Художник лишь рассмеялся.
- Газеты столько лет печатают обо мне всякую ерунду, и эта новость не будет наихудшей. Раз мы с Франсуазой этого хотим, так оно и будет. А газетчики пусть изощряются, как им вздумается.
- Но это похоже на цирк, - запротестовала Жаклин.
- Совершенно верно, - ответил Пикассо. - А что плохого в цирке? Так или иначе, мне нравится эта идея. А если другим не нравится, тем хуже для них.
После этого Жаклин Рок поняла, что Пикассо не переубедить, смахнула с глаз слезы, откинула волосы и сказала:
- Пожалуй, вы правы. Да, вы правы. Вы всегда правы.
После корриды Пикассо находился в приподнятом настроении.
- Ты была великолепна, - сказал он Франсуазе. - Совершенно блистательна. А посему должна остаться, так как мне бывает весело только с тобой. Ты создаешь нужную атмосферу. Если уедешь, я сдохну от скуки.
Она ответила, что не сможет вынести их прежнего образа жизни, и в тот же вечер уехала. Пикассо снова пришел в мрачное настроение. Чтобы развеяться, он взял детей с няней, а также Жаклин Рок с ее дочерью и уехал в Коллиур, в Пиренеи.
Он прожил там до конца лета, в шутку увиваясь за графиней де Лазерм, с которой познакомился когда-то в Перпиньяне. Это была черноглазая брюнетка с классическими чертами лица, высокая и хорошо сложенная.

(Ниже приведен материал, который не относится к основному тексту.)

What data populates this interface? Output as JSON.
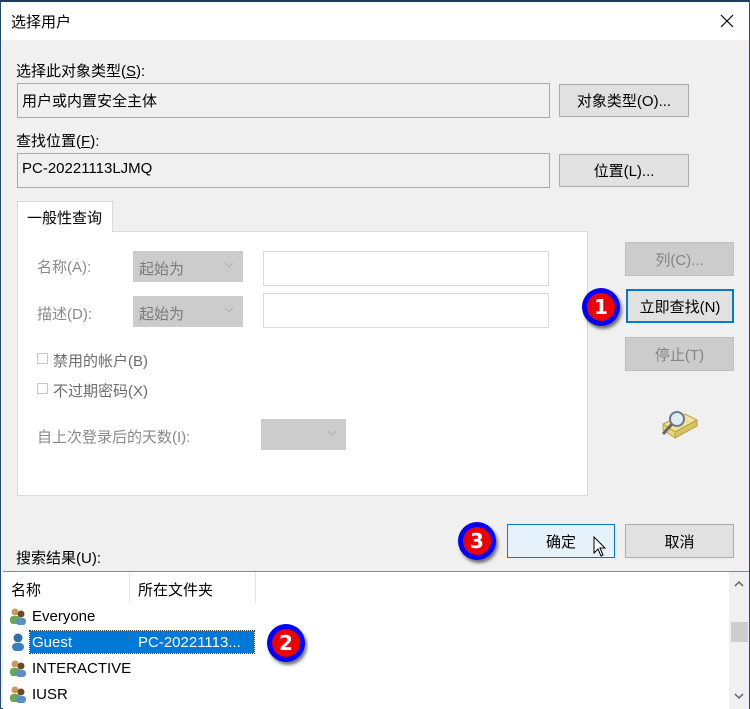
{
  "window": {
    "title": "选择用户",
    "close_icon": "close-icon"
  },
  "object_type": {
    "label": "选择此对象类型",
    "label_accel": "(S)",
    "label_suffix": ":",
    "value": "用户或内置安全主体",
    "button_label": "对象类型(O)..."
  },
  "location": {
    "label": "查找位置",
    "label_accel": "(F)",
    "label_suffix": ":",
    "value": "PC-20221113LJMQ",
    "button_label": "位置(L)..."
  },
  "query_tab": {
    "tab_label": "一般性查询",
    "name_label": "名称(A):",
    "name_match": "起始为",
    "name_value": "",
    "desc_label": "描述(D):",
    "desc_match": "起始为",
    "desc_value": "",
    "disabled_accounts_label": "禁用的帐户(B)",
    "disabled_accounts_checked": false,
    "non_expiring_pw_label": "不过期密码(X)",
    "non_expiring_pw_checked": false,
    "days_since_logon_label": "自上次登录后的天数(I):",
    "days_since_logon_value": ""
  },
  "side_buttons": {
    "columns": "列(C)...",
    "find_now": "立即查找(N)",
    "stop": "停止(T)",
    "search_icon": "search-directory-icon"
  },
  "dialog_buttons": {
    "ok": "确定",
    "cancel": "取消"
  },
  "results": {
    "label": "搜索结果(U):",
    "columns": [
      "名称",
      "所在文件夹"
    ],
    "rows": [
      {
        "name": "Everyone",
        "folder": "",
        "icon": "group-icon",
        "selected": false
      },
      {
        "name": "Guest",
        "folder": "PC-20221113...",
        "icon": "user-icon",
        "selected": true
      },
      {
        "name": "INTERACTIVE",
        "folder": "",
        "icon": "group-icon",
        "selected": false
      },
      {
        "name": "IUSR",
        "folder": "",
        "icon": "group-icon",
        "selected": false
      }
    ]
  },
  "annotations": [
    {
      "number": "1",
      "target": "立即查找(N)"
    },
    {
      "number": "2",
      "target": "Guest"
    },
    {
      "number": "3",
      "target": "确定"
    }
  ],
  "colors": {
    "selection": "#0078d7",
    "badge_outer": "#0000ff",
    "badge_inner": "#ee0000",
    "focus_border": "#0078d7"
  }
}
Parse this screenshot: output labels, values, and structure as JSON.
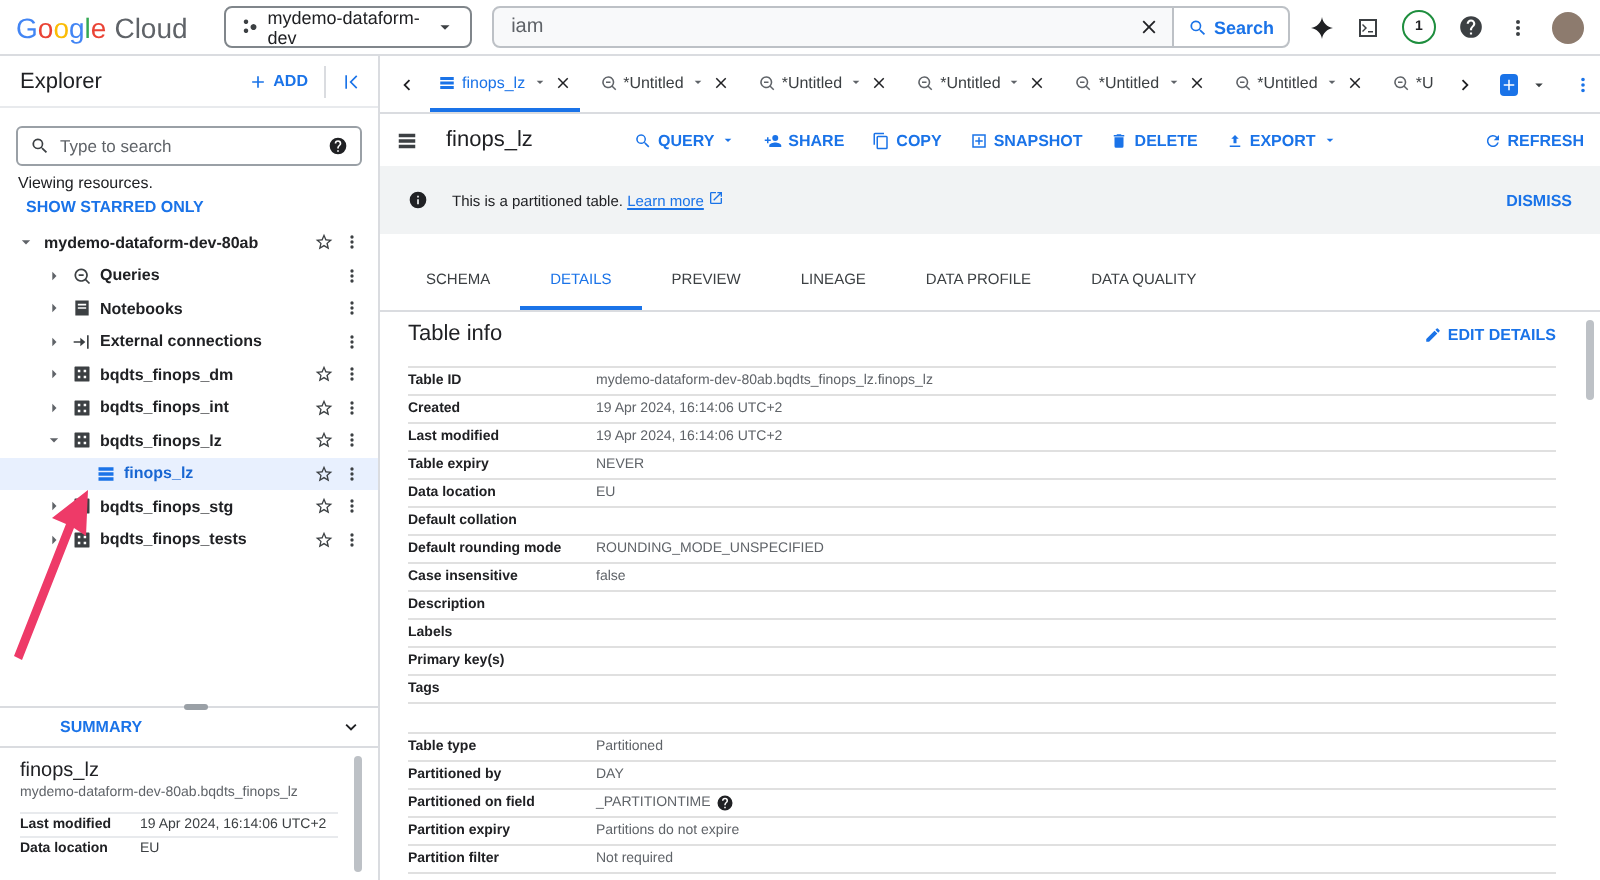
{
  "header": {
    "logo": {
      "word": "Google",
      "product": "Cloud"
    },
    "project_selector": {
      "label": "mydemo-dataform-dev"
    },
    "search": {
      "value": "iam",
      "button": "Search"
    },
    "notifications": "1"
  },
  "explorer": {
    "title": "Explorer",
    "add": "ADD",
    "search": {
      "placeholder": "Type to search"
    },
    "note": "Viewing resources.",
    "starred_link": "SHOW STARRED ONLY",
    "tree": [
      {
        "label": "mydemo-dataform-dev-80ab",
        "kind": "project",
        "expanded": true,
        "selected": false,
        "children": [
          {
            "label": "Queries",
            "kind": "queries",
            "expanded": false,
            "selected": false
          },
          {
            "label": "Notebooks",
            "kind": "notebooks",
            "expanded": false,
            "selected": false
          },
          {
            "label": "External connections",
            "kind": "connections",
            "expanded": false,
            "selected": false
          },
          {
            "label": "bqdts_finops_dm",
            "kind": "dataset",
            "expanded": false,
            "selected": false
          },
          {
            "label": "bqdts_finops_int",
            "kind": "dataset",
            "expanded": false,
            "selected": false
          },
          {
            "label": "bqdts_finops_lz",
            "kind": "dataset",
            "expanded": true,
            "selected": false,
            "children": [
              {
                "label": "finops_lz",
                "kind": "table",
                "selected": true
              }
            ]
          },
          {
            "label": "bqdts_finops_stg",
            "kind": "dataset",
            "expanded": false,
            "selected": false
          },
          {
            "label": "bqdts_finops_tests",
            "kind": "dataset",
            "expanded": false,
            "selected": false
          }
        ]
      }
    ],
    "summary": {
      "heading": "SUMMARY",
      "title": "finops_lz",
      "path": "mydemo-dataform-dev-80ab.bqdts_finops_lz",
      "rows": [
        {
          "label": "Last modified",
          "value": "19 Apr 2024, 16:14:06 UTC+2"
        },
        {
          "label": "Data location",
          "value": "EU"
        }
      ]
    }
  },
  "editor_tabs": [
    {
      "label": "finops_lz",
      "kind": "table",
      "selected": true
    },
    {
      "label": "*Untitled",
      "kind": "query",
      "selected": false
    },
    {
      "label": "*Untitled",
      "kind": "query",
      "selected": false
    },
    {
      "label": "*Untitled",
      "kind": "query",
      "selected": false
    },
    {
      "label": "*Untitled",
      "kind": "query",
      "selected": false
    },
    {
      "label": "*Untitled",
      "kind": "query",
      "selected": false
    },
    {
      "label": "*U",
      "kind": "query",
      "selected": false,
      "cut": true
    }
  ],
  "toolbar": {
    "title": "finops_lz",
    "actions": [
      {
        "label": "QUERY",
        "kind": "query",
        "menu": true
      },
      {
        "label": "SHARE",
        "kind": "share",
        "menu": false
      },
      {
        "label": "COPY",
        "kind": "copy",
        "menu": false
      },
      {
        "label": "SNAPSHOT",
        "kind": "snapshot",
        "menu": false
      },
      {
        "label": "DELETE",
        "kind": "delete",
        "menu": false
      },
      {
        "label": "EXPORT",
        "kind": "export",
        "menu": true
      }
    ],
    "refresh": "REFRESH"
  },
  "banner": {
    "text": "This is a partitioned table.",
    "link": "Learn more",
    "dismiss": "DISMISS"
  },
  "detail_tabs": [
    {
      "label": "SCHEMA",
      "selected": false
    },
    {
      "label": "DETAILS",
      "selected": true
    },
    {
      "label": "PREVIEW",
      "selected": false
    },
    {
      "label": "LINEAGE",
      "selected": false
    },
    {
      "label": "DATA PROFILE",
      "selected": false
    },
    {
      "label": "DATA QUALITY",
      "selected": false
    }
  ],
  "table_info": {
    "title": "Table info",
    "edit": "EDIT DETAILS",
    "sections": [
      [
        {
          "label": "Table ID",
          "value": "mydemo-dataform-dev-80ab.bqdts_finops_lz.finops_lz"
        },
        {
          "label": "Created",
          "value": "19 Apr 2024, 16:14:06 UTC+2"
        },
        {
          "label": "Last modified",
          "value": "19 Apr 2024, 16:14:06 UTC+2"
        },
        {
          "label": "Table expiry",
          "value": "NEVER"
        },
        {
          "label": "Data location",
          "value": "EU"
        },
        {
          "label": "Default collation"
        },
        {
          "label": "Default rounding mode",
          "value": "ROUNDING_MODE_UNSPECIFIED"
        },
        {
          "label": "Case insensitive",
          "value": "false"
        },
        {
          "label": "Description"
        },
        {
          "label": "Labels"
        },
        {
          "label": "Primary key(s)"
        },
        {
          "label": "Tags"
        }
      ],
      [
        {
          "label": "Table type",
          "value": "Partitioned"
        },
        {
          "label": "Partitioned by",
          "value": "DAY"
        },
        {
          "label": "Partitioned on field",
          "value": "_PARTITIONTIME",
          "help": true
        },
        {
          "label": "Partition expiry",
          "value": "Partitions do not expire"
        },
        {
          "label": "Partition filter",
          "value": "Not required"
        }
      ]
    ]
  }
}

В Париже Франсуаза заболела, и ей потребовалась срочная операция. Когда она вышла из больницы, позвонил Даниэль-Анри Канвейлер и сказал, что Пикассо хочет взять детей на ближайшее воскресенье, что Жаклин Рок не будет - только Пикассо и дети. И Франсуаза ответила, что поедет с ними.
Потом Пикассо и Канвейлер заехали за ними, и они все вместе направились в загородный дом последнего в Сент-Илере.
Во время обеда Пикассо вдруг сказал, что ему очень плохо, что у него сдает сердце. Франсуаза вызвалась оказать ему помощь, но маэстро ответил, что не хочет иметь с ней никаких дел. Канвейлер, разумеется, очень разволновался. Пикассо вышел из-за стола, поднялся в спальню и лег.
Примерно через час Франсуаза поднялась взглянуть на него. Казалось, он готов весьма театрально испустить дух, однако нашел в себе достаточно сил, чтобы злобно прошипеть:
- Ты чудовище, низкая тварь. Видишь, одного твоего присутствия достаточно, чтобы я слег. Если не уберешься с глаз, я умру. Подумать только, чем ты обязана мне!
Поняв его настроение, она кивнула и сказала:
- Ты совершенно прав. Ты был на белом коне, нашел меня валявшейся в сточной канаве, вытащил оттуда и привел в хрустальный замок вести жизнь принцессы.
От этих слов он разозлился еще больше, потом обрушился на мораль среднего класса и буржуазные ценности, бранил родителей Франсуазы за то, что они воспитали ее в праздности.
- Если бы я действительно нашел тебя в канаве, было бы лучше для нас обоих, - сказал он в завершение своей долгой речи. - Тогда ты была бы всем обязана мне и отдавала бы себе в этом отчет. Будь сейчас старый режим, и будь я королем, я приказал бы бросить твоего отца в тюрьму. Это он во всем виноват.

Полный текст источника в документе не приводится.